Ach ja, die lieben Zähne. Manch einer hat das ganze Jahr über wenig daran gedacht. Die Zahnbürste wird meistens doch als Teil der Körperhygiene bedacht, aber wie sieht es mit Zahnseide aus? Ist überhaupt noch eine im Badezimmerschrank vorzufinden? Oder ist schlicht die Motivation flöten gegangen, sich jeden Abend auch noch durch die Zahnzwischenräume zu arbeiten – was nervig ist und häufig das Zahnfleisch zum Bluten bringt? Tja, das wäre ein guter Neujahrsvorsatz, der alle Zahnärzte freuen würde: Wenn Patienten die Zahnseide direkt vor der Zahnbürste stehen hätten und täglich einen kleinen Streifen davon benutzen würden.
Sehr wünschenswert wäre auch, wenn sich die lieben Patienten direkt zu Jahresbeginn um einen Vorsorgetermin bemühen würden. Dann hätte man für beide Seiten eine gute Planbarkeit und auch die Möglichkeit, kleine Löchlein zeitnah zu reparieren. Wenn ich an die letzten Tage im Jahr zurückdenke, dann klingelte das Telefon an der Rezeption ununterbrochen: „Hier tut ein bisschen was weh. Da könnte es über die Feiertage noch mehr wehtun. Wieso kann man nicht noch einen Notfalltermin bekommen?“ Die Mitarbeiterin an der Rezeption konnte einem wirklich leidtun. Sie wiederholte das Mantra tausendmal am Tag, dass alle Termine vergeben sind. Nur noch ganz dringende Akutfälle könnte sie dazwischen quetschen. Planbare Behandlungen waren einfach nicht mehr unterzubringen – reguläre Termine dann erst wieder im neuen Jahr. Ihr lieben Kollegen der anderen Fachrichtungen, ihr kennt diese aufgewühlten Patienten am Jahresende sicher auch, oder?
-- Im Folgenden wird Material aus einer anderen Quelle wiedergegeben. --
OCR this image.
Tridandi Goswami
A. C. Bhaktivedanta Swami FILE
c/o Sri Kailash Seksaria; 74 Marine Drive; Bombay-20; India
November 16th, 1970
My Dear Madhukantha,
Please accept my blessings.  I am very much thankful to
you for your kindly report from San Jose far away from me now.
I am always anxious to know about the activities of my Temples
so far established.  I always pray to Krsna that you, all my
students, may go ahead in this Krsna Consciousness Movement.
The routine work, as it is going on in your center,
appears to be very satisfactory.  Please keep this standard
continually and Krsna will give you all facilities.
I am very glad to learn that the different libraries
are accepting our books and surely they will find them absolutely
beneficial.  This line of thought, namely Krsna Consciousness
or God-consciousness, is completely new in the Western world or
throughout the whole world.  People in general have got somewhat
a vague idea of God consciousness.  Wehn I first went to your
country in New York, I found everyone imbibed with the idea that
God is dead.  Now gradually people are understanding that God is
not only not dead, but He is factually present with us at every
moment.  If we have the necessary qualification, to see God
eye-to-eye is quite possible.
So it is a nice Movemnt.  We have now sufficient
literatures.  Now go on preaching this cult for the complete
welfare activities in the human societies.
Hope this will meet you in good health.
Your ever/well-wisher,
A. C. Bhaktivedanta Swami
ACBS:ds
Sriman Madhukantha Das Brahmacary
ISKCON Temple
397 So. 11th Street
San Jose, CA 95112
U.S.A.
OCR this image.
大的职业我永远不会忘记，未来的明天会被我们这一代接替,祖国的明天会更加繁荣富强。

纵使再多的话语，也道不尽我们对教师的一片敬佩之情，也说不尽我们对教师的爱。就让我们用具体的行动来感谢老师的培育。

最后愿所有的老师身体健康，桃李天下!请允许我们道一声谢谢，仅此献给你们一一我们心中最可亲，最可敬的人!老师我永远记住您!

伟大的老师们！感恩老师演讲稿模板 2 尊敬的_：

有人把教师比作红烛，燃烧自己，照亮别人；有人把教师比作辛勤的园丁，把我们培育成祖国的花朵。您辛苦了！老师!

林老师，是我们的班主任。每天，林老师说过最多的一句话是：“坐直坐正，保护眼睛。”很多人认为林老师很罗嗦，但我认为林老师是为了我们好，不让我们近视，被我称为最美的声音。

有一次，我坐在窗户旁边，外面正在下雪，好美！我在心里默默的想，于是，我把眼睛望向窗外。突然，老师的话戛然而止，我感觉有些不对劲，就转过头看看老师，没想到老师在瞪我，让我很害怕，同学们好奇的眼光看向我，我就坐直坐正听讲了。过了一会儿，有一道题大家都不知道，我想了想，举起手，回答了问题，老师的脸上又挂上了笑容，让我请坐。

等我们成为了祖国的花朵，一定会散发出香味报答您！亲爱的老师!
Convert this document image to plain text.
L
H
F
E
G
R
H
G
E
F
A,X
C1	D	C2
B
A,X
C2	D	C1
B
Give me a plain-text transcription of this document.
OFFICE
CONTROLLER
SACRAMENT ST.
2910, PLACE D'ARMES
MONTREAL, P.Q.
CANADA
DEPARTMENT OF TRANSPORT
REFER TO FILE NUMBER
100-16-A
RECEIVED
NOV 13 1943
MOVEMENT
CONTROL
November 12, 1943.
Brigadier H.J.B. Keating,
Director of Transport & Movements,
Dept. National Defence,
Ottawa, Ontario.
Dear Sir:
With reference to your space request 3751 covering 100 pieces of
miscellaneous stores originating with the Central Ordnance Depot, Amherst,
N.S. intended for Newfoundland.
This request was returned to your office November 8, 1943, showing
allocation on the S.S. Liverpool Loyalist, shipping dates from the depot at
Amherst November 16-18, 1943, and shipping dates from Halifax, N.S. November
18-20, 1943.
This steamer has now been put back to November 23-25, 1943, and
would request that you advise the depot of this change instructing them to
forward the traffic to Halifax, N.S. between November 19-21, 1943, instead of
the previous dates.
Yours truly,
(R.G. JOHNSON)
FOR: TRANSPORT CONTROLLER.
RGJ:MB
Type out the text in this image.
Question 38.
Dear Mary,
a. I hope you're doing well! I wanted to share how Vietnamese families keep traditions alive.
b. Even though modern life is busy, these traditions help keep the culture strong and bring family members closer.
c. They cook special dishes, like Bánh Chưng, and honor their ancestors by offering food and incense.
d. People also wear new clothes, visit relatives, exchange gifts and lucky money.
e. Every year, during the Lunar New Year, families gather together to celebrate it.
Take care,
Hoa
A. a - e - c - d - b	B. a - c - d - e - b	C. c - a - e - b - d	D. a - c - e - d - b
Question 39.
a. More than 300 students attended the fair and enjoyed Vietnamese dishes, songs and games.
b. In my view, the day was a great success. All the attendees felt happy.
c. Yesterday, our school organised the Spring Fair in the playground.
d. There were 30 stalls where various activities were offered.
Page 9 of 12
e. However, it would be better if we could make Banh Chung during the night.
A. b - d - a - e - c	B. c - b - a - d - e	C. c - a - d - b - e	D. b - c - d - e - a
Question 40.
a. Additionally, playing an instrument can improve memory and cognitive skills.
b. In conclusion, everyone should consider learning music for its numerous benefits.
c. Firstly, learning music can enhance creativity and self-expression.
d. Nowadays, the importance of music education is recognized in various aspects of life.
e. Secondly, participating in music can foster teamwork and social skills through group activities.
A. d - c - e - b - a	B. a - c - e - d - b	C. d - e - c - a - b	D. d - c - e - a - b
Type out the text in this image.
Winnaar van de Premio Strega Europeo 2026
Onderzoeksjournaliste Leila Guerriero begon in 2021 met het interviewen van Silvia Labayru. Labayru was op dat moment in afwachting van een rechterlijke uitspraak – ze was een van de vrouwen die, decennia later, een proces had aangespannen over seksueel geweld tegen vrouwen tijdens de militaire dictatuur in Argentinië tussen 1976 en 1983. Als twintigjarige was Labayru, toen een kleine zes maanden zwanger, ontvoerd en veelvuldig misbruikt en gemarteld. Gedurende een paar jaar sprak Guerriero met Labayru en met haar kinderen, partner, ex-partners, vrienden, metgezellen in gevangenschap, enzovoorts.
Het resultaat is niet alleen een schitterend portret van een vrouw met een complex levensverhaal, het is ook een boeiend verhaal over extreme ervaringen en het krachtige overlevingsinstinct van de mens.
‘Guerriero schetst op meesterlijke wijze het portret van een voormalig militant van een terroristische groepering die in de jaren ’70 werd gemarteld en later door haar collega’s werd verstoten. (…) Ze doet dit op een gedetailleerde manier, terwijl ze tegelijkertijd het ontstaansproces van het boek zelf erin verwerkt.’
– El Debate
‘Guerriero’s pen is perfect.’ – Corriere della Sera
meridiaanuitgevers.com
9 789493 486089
Lasst uns hoffnungsvoll und voller Elan in das neue Jahr 2026 starten. Sicherlich klingelt das Telefon die ersten Arbeitstage auch im Dauermodus, aber wir sind jetzt wieder bereit für die großen und kleinen Herausforderungen des Arbeitsalltags. In diesem Sinne: ein gutes und erfolgreiches neues Jahr mit gelungener Kommunikation, zielführenden Ideen und kollegialem Austausch.